What are you protecting cloudflare?
Also they show those captchas when going to robots.txt... unbelievable.
For example even Cloudflare hasn't configure their official blog's RSS feed properly. My feed reader (running in a DigitalOcean datacenter) hasn't been able to access it since 2021 (403 every time even though backed off to checking weekly). This is a cachable endpoint with public data intended for robots. If they can't configure their own product correctly for their official blog how can they expect other sites to?
If you are writing some kind of malicious crawler that doesn't care about rate-limiting, and wants to scan as many sites as possible for the most vulnerable to get a list together to hack, you will scan robots.txt because that is the file that tells robots NOT to index these pages. I never use a robots.txt for some kind of security through obscurity. I've only ever bothered with robots.txt to make SEO easier when you can control a virtual subdirectory of a site, to block things like repeated content with alternative layouts (to avoid duplicate content issues), or to get a section of a website to drop out of SERPs for discontinued sections of a site.

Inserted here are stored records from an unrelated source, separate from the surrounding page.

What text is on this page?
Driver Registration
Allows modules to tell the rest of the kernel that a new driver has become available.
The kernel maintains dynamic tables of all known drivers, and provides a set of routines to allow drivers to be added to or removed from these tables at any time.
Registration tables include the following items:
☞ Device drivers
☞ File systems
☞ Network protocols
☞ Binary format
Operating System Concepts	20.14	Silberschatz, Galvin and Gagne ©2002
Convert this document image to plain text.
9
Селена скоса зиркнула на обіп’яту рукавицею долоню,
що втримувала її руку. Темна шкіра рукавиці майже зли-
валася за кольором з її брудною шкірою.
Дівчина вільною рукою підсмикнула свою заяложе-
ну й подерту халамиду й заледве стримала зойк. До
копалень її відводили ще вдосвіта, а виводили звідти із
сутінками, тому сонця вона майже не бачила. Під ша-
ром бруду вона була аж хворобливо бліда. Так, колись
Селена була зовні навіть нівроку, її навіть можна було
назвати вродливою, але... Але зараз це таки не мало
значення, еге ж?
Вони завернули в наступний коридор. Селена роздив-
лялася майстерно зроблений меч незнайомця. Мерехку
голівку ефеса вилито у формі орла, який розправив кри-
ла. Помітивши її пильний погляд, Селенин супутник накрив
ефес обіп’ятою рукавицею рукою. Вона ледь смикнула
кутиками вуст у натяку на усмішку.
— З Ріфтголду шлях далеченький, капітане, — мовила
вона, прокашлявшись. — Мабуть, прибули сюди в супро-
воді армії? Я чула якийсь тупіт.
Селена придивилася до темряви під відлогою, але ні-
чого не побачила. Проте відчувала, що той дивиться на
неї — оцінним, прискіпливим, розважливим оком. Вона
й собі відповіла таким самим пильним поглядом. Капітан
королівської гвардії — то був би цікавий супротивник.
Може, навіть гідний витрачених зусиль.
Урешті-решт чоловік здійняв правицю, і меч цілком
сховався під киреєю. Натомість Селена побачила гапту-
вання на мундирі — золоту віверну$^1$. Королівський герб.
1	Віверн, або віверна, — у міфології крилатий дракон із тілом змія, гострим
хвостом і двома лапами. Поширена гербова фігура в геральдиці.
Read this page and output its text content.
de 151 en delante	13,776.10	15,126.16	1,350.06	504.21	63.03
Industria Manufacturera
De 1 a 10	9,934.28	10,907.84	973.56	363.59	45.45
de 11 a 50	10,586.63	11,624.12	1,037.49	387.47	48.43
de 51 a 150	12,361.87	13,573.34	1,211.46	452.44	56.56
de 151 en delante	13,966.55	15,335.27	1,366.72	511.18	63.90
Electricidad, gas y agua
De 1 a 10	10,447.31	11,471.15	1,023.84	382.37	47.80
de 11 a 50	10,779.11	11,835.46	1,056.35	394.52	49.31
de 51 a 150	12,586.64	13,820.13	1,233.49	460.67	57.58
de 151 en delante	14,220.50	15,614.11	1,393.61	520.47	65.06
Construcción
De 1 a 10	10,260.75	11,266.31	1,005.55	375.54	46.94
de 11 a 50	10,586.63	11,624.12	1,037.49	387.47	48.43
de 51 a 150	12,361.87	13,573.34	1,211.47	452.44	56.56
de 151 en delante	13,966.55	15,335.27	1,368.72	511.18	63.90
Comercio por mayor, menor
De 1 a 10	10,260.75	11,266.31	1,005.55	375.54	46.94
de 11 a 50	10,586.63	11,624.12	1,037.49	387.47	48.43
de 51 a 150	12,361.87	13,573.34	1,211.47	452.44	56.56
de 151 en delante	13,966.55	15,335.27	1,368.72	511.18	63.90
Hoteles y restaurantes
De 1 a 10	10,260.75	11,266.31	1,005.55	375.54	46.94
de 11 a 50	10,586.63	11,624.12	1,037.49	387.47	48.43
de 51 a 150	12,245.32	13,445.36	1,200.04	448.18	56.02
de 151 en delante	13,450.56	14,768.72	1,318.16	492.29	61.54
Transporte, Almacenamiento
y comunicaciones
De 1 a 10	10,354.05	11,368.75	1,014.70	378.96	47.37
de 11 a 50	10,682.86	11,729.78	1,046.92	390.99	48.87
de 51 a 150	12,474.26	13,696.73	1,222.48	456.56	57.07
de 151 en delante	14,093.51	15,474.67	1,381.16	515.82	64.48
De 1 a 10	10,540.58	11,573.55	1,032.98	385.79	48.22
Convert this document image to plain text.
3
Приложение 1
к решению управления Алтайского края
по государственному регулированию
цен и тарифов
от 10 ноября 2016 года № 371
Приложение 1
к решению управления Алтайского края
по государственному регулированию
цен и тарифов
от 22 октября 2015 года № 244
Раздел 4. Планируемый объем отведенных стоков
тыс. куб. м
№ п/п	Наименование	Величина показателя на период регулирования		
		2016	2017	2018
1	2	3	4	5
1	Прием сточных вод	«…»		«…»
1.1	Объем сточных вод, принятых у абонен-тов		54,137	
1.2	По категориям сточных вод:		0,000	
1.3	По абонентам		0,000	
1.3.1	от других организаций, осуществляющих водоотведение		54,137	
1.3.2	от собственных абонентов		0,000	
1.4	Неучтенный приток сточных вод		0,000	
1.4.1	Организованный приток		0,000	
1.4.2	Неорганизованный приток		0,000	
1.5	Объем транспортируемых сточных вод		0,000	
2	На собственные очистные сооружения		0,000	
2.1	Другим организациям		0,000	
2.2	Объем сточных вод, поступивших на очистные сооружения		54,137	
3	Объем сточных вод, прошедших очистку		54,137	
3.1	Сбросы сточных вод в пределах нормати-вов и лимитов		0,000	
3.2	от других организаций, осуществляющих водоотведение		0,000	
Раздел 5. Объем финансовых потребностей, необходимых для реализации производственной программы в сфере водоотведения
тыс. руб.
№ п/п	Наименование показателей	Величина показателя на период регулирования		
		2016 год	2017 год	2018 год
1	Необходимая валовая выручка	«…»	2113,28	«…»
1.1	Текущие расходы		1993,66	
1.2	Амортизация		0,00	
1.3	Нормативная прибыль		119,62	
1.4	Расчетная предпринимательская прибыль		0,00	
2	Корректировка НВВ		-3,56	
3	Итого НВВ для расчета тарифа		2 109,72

This is not relevant because Cloudflare will cache it so it never hits your origin. Unless they are adding random URL parameters (which you can teach Cloudflare to ignore but I don't think that should be a default configuration).
Again, I think you are correct with more sane defaults, but I don't know if you've ever dealt with a network admin or web administrator that hasn't dealt with server-side caching vs. browser caching, but it most definitely would end up with Cloudflare losing sales because people misunderstood how things work. Maybe I'm jaded, at 45, but I feel like most people don't even know to look at headers by default when they feel they hit a caching issue. I don't think it's based on age, I think it's based on being interested in the technology and wanting to learn all about it. Mostly developers that got into it for the love of technology, versus those that got into it because it was high paying and they understood Excel, or learned to build a simple website early in life, so everyone told them to get into software.